Publication-only abstracts (abstract number preceded by an "e"), published in conjunction with the 2019 ASCO Annual Meeting but not presented at the Meeting, can be found online only.
Transcriptional characterization of immune microenvironment and their prediction role for the prognosis of local advanced lung adenocarcinoma.
Metastatic Non-Small Cell Lung Cancer
Lung Cancer—Non-Small Cell Metastatic
2019 ASCO Annual Meeting
J Clin Oncol 37, 2019 (suppl; abstr e20625)
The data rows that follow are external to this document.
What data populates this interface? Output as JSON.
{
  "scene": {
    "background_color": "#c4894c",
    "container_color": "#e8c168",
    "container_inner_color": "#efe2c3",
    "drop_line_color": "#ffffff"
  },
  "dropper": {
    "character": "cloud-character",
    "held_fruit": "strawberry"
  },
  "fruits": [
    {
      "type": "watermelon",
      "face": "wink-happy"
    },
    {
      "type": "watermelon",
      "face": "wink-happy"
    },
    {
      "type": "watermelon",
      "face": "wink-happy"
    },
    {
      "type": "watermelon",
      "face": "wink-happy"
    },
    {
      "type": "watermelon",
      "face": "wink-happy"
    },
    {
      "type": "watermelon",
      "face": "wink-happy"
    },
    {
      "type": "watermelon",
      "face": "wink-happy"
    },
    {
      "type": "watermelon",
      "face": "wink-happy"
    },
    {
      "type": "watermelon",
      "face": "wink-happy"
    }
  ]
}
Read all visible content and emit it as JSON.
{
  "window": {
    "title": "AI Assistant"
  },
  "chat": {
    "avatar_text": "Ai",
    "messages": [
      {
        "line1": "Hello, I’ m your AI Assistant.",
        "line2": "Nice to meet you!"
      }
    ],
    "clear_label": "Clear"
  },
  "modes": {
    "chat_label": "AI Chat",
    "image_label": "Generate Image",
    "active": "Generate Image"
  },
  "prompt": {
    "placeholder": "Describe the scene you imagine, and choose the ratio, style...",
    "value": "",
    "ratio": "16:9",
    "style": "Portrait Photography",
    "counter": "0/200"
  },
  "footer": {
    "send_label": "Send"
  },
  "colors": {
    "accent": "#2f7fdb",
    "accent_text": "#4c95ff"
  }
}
Author(s): Yuqiao Chen, Xinying Shi, Xue Song, Lingling Gao, Beibei Mao, Henghui Zhang, Yuan Zhou, Wei Zhuang; XiangYa Hospital of Central South University, Changsha, China; Genecast Precision Medicine Technology Institute, Beijing, China; Beijing Key Laboratory of Emerging Infectious Diseases, Institute of Infectious Diseases, Beijing Ditan Hospital, Capital Medical University, Genecast Precision Medicine Technology Institute, Beijing, China
Background: The resection of early stage NSCLC offers patients the best hope of a cure. However, the recurrence rate post-resection remains high. As the mechanisms involved in the process is still not clear due to the unavailability of accurate targets, our study was aimed to integrate the impact of different immune context present in lung adenocarcinoma (LUAD) microenvironment on patients’ prognosis. Methods: RNA targeted sequencing was performed on 24 primary tumor specimens from the resected local advanced LUADs . Transcripts of 395 immune related genes expressed in FFPE tumor samples were analyzed. The limma package was used to analyze the different expressed genes (DEGs) between patients with different prognosis. The gene set variance analysis (GSVA) analysis was performed to explore gene sets enrichment related to the prognosis (PFS, progression free survival) post-resection. Results: 23 DEGs were detected in primary tumor between the better (PFS > 18months, n = 12 ) and worse (PFS≤18months, n = 12 ) prognosis group. The combined prediction model containing MPO, IL-6, CXCR2, FCGR3B, ADGRE5 could identify the favorable prognosis of patients. GSVA and Log Rank test of survival data demonstrated that the antigen processing and lymphocyte activation pathway enrichment may associate with better prognosis (p = 0.01), whereas higher Neutrophils cell infiltration in primary tumor demonstrated a shorter PFS (p = 0.008). Conclusions: In LUAD, the immune related genes such as MPO, IL-6, CXCR2, FCGR3B, ADGRE5, can effectively profile the landscape of tumor immune microenvironment and predict the survival in early stage of lung adenocarcinoma. Accordingly immune pathways were correlated with prognosis of these patients. Our findings suggest that immune-related RNA expression pattern in locally advanced LUAD may provide a potential predictive marker for early recurrence after surgical resection.